しかし、私は東大に出願した。なぜなら、それまで東大以外の二次対策をしたことがなかったからだ。東大型の問題に慣れてしまっているので、二次試験直前にきて他の大学の問題に慣れる自信がなかった。むろん実力十分ならばそれも可能だったかもしれない。

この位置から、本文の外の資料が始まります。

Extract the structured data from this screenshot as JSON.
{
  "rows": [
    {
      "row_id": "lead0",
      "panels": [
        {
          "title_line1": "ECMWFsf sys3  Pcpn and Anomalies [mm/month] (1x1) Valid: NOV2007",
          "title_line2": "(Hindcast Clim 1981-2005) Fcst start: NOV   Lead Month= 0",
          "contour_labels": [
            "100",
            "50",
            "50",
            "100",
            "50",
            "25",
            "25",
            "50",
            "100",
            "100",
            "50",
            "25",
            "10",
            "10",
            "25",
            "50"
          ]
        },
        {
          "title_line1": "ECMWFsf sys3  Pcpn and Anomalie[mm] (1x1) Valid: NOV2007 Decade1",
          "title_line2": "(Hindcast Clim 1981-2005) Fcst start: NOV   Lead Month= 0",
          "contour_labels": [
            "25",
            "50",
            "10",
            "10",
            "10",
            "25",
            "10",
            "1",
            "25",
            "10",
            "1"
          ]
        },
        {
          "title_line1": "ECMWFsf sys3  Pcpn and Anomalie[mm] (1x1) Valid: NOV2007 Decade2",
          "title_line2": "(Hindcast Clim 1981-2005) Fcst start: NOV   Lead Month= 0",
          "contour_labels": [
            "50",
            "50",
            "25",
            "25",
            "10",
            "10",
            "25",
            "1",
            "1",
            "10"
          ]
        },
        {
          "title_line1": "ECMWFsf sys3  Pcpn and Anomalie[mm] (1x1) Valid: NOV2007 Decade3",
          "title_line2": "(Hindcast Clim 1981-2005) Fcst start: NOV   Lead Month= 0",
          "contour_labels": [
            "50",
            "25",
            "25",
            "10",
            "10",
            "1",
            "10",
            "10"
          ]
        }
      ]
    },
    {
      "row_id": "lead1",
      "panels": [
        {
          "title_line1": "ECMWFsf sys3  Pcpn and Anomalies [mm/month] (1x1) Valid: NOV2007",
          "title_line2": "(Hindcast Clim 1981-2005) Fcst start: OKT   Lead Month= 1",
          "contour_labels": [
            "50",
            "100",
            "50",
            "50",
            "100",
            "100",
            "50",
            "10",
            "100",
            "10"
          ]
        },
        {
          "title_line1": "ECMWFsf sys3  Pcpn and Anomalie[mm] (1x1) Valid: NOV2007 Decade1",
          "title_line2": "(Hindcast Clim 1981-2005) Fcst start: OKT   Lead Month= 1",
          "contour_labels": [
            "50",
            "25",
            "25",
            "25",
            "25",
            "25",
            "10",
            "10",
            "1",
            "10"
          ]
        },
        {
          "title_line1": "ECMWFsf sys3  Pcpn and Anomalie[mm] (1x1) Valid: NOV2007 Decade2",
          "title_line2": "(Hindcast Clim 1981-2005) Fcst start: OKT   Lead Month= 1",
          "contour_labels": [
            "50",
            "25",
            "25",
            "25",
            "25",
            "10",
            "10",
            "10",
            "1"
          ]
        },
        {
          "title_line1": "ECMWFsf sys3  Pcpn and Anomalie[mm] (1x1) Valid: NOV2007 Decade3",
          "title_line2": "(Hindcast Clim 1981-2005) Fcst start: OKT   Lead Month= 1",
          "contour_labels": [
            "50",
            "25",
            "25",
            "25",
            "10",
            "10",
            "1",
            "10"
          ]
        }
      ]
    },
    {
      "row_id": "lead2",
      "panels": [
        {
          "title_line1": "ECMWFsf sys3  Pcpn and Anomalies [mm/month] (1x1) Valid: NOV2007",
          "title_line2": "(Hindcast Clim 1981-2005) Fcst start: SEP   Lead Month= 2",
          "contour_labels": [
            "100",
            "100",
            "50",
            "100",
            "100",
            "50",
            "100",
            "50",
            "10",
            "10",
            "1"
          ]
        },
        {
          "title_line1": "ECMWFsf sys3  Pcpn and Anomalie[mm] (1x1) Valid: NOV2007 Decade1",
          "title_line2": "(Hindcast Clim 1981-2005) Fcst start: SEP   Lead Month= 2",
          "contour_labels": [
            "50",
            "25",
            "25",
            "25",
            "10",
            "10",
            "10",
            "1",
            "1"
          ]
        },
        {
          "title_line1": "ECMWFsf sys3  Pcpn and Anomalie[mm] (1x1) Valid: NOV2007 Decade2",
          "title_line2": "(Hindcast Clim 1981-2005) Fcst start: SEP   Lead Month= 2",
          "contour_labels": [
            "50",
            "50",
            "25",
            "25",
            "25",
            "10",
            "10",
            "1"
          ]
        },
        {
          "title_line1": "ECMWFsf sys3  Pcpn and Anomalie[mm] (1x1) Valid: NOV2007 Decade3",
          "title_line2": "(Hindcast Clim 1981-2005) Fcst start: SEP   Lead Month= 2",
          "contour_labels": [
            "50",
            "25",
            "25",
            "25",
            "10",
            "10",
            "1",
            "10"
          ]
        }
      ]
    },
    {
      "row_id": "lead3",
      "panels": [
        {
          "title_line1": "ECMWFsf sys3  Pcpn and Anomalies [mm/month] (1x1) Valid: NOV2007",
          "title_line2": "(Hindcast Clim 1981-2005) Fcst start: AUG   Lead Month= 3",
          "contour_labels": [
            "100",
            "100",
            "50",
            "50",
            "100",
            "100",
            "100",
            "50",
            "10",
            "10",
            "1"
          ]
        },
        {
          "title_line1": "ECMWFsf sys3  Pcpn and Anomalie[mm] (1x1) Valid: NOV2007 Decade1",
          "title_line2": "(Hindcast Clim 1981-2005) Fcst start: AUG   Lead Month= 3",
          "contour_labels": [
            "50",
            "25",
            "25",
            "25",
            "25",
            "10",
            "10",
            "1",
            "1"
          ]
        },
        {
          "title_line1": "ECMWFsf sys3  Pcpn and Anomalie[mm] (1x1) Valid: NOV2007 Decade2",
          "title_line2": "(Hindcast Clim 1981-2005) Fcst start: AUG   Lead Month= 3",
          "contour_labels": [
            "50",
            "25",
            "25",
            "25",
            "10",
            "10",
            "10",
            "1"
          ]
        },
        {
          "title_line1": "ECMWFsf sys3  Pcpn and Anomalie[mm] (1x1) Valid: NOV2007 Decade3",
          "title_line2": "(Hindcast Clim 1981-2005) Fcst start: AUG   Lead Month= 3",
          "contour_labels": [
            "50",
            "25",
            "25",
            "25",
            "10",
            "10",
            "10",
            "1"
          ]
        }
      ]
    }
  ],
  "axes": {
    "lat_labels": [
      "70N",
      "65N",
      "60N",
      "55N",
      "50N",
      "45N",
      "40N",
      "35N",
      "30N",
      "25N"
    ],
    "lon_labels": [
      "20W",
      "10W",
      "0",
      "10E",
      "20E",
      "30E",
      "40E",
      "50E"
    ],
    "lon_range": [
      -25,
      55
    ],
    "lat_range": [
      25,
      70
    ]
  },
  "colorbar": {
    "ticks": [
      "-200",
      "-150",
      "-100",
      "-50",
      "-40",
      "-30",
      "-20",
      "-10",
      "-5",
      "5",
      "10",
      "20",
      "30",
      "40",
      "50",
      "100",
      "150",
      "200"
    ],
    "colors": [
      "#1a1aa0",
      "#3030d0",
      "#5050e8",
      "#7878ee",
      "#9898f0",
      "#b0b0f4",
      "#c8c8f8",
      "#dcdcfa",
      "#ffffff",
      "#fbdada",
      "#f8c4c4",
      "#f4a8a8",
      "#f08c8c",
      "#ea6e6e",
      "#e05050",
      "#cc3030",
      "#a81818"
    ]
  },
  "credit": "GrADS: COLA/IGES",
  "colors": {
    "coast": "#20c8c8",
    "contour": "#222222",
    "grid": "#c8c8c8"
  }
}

しかし、東大文系でいちばん下(当時)の文三にギリギリの線で合格をねらうくらいの実力の私には無理だと思った。

 

また、阪大や東北大は二次試験が英国数の三教科であり、社会がないのが不安だった。私は、河合の全統記述で英国数三教科で偏差値65くらいであり阪大、神戸大、東北大ならA判定の成績であったが、センター試験で失敗したことからもわかるように数学にはムラがあり、もし数学で失敗したときに社会で穴埋めできないことは不安であった。東大は数学(80点)よりも社会の配点(120点)が大きいし、当時は数学が難しすぎて差がつかなかったから、数学の出来具合にムラがあっても東大の方がよかった。

 

センターの結果を見て急に志望を下げるのは、私はリスキーだと思う。とくに東大をはじめ二次重視の大学なら、センター試験で多少失敗しても(限度はあるが)、初志貫徹した方がよいのではないか。

 

私は結果として東大に落ち、早慶に落ち、その下の私大に行った。あの時、一橋、さらには東北大くらいまで志望を下げていれば受かって難関国立大卒の肩書を手に入れていたかもしれない。でも、あの時初志貫徹して東大を受けて、そして落ちたことを後悔していない。